Algérie – Aboutrika : Le débat autour de l’arbitrage du quart de finale de la CAN 2025 entre l’Algérie et le Nigeria continue d’alimenter les discussions bien au-delà du coup de sifflet final. Au cœur de la controverse, une action précise, devenue emblématique, celle du penalty non sifflé en faveur des Verts. Dans ce contexte déjà chargé, la prise de position de Mohamed Aboutrika a donné une nouvelle dimension au débat. Consultant respecté et voix écoutée du football africain, l’ancien meneur de jeu n’a pas cherché à ménager ses mots, livrant une analyse nette, sans détour, qui a immédiatement trouvé un large écho.
« Penalty valable pour l’Algérie. Les arbitres VAR n’étaient pas au niveau », a affirmé Aboutrika au micro, en résumant en une phrase l’essentiel de son constat. Cette déclaration, aussi brève que lourde de sens, vient conforter le sentiment d’injustice exprimé par de nombreux observateurs après la rencontre. Pour l’ancien international égyptien, l’erreur ne se limite pas à une interprétation discutable sur le terrain, mais engage directement la responsabilité de l’assistance vidéo, censée corriger ce type de situation. Son analyse met en lumière une défaillance collective du corps arbitral, là où la technologie devait précisément garantir une équité minimale dans les moments décisifs. En validant l’existence d’une faute manifeste, Aboutrika donne du crédit aux protestations algériennes, jusque-là parfois reléguées au rang de réactions émotionnelles post-élimination.

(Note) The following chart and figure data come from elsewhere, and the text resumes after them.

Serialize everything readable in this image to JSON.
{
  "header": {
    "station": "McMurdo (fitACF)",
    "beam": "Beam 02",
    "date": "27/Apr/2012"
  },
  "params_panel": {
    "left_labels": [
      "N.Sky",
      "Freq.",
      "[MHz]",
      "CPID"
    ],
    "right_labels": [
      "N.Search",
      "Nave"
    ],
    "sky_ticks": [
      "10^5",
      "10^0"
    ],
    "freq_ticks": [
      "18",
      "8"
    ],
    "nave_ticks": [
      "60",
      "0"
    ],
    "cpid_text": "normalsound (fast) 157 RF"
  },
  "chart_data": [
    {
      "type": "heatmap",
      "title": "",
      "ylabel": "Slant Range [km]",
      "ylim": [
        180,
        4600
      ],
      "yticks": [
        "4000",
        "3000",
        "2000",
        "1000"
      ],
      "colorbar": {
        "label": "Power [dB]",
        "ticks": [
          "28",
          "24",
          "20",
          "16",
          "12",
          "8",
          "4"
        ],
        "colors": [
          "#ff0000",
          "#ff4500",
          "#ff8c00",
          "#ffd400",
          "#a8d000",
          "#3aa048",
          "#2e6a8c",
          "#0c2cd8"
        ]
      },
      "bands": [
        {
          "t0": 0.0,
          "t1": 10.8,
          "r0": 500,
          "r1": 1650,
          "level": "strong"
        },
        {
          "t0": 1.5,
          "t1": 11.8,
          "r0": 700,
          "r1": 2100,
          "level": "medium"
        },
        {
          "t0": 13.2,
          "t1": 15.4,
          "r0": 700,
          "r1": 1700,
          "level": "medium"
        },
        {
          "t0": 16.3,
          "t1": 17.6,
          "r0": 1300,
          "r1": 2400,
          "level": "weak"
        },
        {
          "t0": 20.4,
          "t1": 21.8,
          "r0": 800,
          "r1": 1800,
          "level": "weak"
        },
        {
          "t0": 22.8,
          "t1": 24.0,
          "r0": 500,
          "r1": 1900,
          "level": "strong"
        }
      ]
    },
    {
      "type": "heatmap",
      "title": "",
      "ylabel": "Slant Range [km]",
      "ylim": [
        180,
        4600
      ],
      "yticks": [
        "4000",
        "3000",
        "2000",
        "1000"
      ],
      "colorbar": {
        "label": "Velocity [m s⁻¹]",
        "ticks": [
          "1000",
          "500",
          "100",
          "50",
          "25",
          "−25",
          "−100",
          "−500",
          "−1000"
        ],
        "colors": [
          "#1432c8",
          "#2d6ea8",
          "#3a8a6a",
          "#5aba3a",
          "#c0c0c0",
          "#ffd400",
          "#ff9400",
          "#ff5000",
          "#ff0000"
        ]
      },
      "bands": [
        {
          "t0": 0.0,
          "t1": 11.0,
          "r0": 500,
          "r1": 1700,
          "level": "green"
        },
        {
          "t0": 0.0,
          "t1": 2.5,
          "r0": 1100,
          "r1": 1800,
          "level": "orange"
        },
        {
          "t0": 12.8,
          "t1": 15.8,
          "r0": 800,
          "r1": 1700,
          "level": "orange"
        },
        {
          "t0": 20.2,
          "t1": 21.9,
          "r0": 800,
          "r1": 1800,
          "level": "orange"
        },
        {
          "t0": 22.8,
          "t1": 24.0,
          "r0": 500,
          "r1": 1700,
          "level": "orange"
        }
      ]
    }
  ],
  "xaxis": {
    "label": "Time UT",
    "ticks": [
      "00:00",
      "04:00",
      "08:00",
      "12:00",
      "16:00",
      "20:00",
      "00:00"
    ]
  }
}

Cette sortie médiatique revêt une importance particulière par le profil de son auteur. Aboutrika n’est ni algérien ni directement impliqué dans l’affiche, ce qui confère à ses propos une dimension de neutralité difficilement contestable. Son intervention rappelle que la polémique dépasse le cadre d’un simple affrontement sportif et pose, une nouvelle fois, la question de la fiabilité de l’arbitrage vidéo dans les compétitions africaines. Lorsque des figures unanimement respectées pointent du doigt le niveau des arbitres VAR, c’est l’ensemble du dispositif qui se retrouve fragilisé. Pour l’Algérie, cette validation extérieure renforce l’idée que l’élimination ne peut être analysée uniquement sous l’angle sportif, tant l’incidence de cette décision aurait pu influer sur le scénario du match.
Au-delà du cas précis de ce quart de finale, la déclaration d’Aboutrika agit comme un signal d’alarme plus global. Elle relance le débat sur la formation, la compétence et l’indépendance des arbitres appelés à officier dans les rendez-vous majeurs du continent. La CAN se veut la vitrine du football africain, mais ce type de controverse en ternit durablement l’image. En pointant l’insuffisance du VAR, l’ancien international égyptien exprime une exigence partagée : celle d’un arbitrage à la hauteur des enjeux. Pour l’Algérie, ces mots n’effacent pas l’élimination, mais ils confèrent une légitimité supplémentaire à un sentiment d’injustice désormais largement reconnu au-delà de ses frontières.